Email Copywriting Guidelines to Live By

3 email copywriting guidelines for more successful email campaigns

We’ve given plenty of email copywriting tips over the years.

We’ve delivered many through out Email Copywriting Basics free report. Our SEO Copywriting Handbook also has similar, relevant content for better copywriting.

At the Mequoda Summit East 2011, I participated in expert copywriter Mark Everett Johnson’s Email Copywriting for Editors session.

Mark’s copywriting sessions are always valuable; they provide new insights and reiterate concepts to focus your email copywriting on.

During this particular session, I picked up three email copywriting guidelines that should be considered in every campaign you engage in.

Download a FREE copy of Best Email Subject Lines for Selling Premium Subscriptions and Memberships and discover an extensive list of email subject line frameworks that are consistently proven to sell and boost revenue for publishers.

Three email copywriting guidelines

Email copywriting guideline #1: Always look to improve your email copywriting. Email copywriting is an art that is never truly complete. You can always look for ways to make your headlines, leads and body copy stronger.

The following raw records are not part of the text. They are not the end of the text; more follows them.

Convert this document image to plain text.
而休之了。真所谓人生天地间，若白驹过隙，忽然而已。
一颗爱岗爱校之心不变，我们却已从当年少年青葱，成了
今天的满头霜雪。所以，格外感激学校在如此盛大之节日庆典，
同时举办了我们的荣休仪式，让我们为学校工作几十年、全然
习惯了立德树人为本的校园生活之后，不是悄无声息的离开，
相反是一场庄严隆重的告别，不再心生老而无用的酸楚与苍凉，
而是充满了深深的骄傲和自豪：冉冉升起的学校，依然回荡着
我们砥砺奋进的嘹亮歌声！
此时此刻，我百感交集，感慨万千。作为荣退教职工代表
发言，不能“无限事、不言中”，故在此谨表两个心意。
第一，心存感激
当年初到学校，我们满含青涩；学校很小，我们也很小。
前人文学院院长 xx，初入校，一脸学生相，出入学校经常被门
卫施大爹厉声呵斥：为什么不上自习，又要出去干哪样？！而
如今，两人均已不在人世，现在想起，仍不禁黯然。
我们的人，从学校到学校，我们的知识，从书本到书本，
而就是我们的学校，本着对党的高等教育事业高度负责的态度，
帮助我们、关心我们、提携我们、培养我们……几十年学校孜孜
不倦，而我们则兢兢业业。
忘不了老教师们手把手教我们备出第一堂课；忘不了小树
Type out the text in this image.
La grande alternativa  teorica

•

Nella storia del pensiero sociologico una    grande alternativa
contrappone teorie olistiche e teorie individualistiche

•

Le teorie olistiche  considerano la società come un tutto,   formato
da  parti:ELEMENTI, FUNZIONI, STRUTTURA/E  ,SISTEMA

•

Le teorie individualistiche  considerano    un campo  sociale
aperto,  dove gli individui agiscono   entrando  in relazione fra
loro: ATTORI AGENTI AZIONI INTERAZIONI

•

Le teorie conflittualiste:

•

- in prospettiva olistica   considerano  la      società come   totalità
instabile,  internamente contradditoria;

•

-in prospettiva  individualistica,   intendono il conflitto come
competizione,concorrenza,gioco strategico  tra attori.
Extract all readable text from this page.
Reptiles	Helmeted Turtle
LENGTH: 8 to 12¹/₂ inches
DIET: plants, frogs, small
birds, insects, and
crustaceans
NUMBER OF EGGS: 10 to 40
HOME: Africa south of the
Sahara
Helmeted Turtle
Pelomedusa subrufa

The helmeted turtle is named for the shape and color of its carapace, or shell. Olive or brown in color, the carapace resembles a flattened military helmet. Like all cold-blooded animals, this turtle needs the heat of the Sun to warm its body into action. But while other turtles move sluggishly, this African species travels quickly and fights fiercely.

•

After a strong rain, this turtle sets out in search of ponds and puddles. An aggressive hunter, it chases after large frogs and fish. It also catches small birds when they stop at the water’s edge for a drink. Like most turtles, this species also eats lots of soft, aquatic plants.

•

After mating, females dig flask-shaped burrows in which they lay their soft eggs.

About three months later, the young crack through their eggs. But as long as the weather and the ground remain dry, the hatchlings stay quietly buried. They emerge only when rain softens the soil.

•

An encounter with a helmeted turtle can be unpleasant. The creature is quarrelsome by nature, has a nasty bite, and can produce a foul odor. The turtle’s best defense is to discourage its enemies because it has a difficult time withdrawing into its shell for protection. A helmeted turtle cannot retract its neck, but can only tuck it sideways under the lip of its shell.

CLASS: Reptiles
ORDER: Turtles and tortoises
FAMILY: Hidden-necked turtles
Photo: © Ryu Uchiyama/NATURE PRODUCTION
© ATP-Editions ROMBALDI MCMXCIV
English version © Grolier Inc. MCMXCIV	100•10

Testing is the main way of doing this. Unless you have received a 100% response rate for your email copywriting endeavors, your work can be tested and improved upon.

Remember, it’s only the reader’s opinion that counts when it comes to your email communications. The more you test, you more you can understand how your audience thinks. The practice of testing breeds growth and success for your email campaigns.

Email copywriting guideline #2: Be careful with connotation. For instance, what do you think, or how do you feel, when you hear the word “anxiety”? Does it make you slightly anxious? Such connotations of the words you use might have this effect with your audience members. Use language that will create a pleasant experience for your email recipients.

Email copywriting guideline #3: Volunteer to help others in your organization. In doing so, make “what if” statements so they can look at the copy in different ways. Train them to use this technique, so you can expect to have them assist with your copy as well.

Always ask yourself, “What can be done to improve my email copywriting.”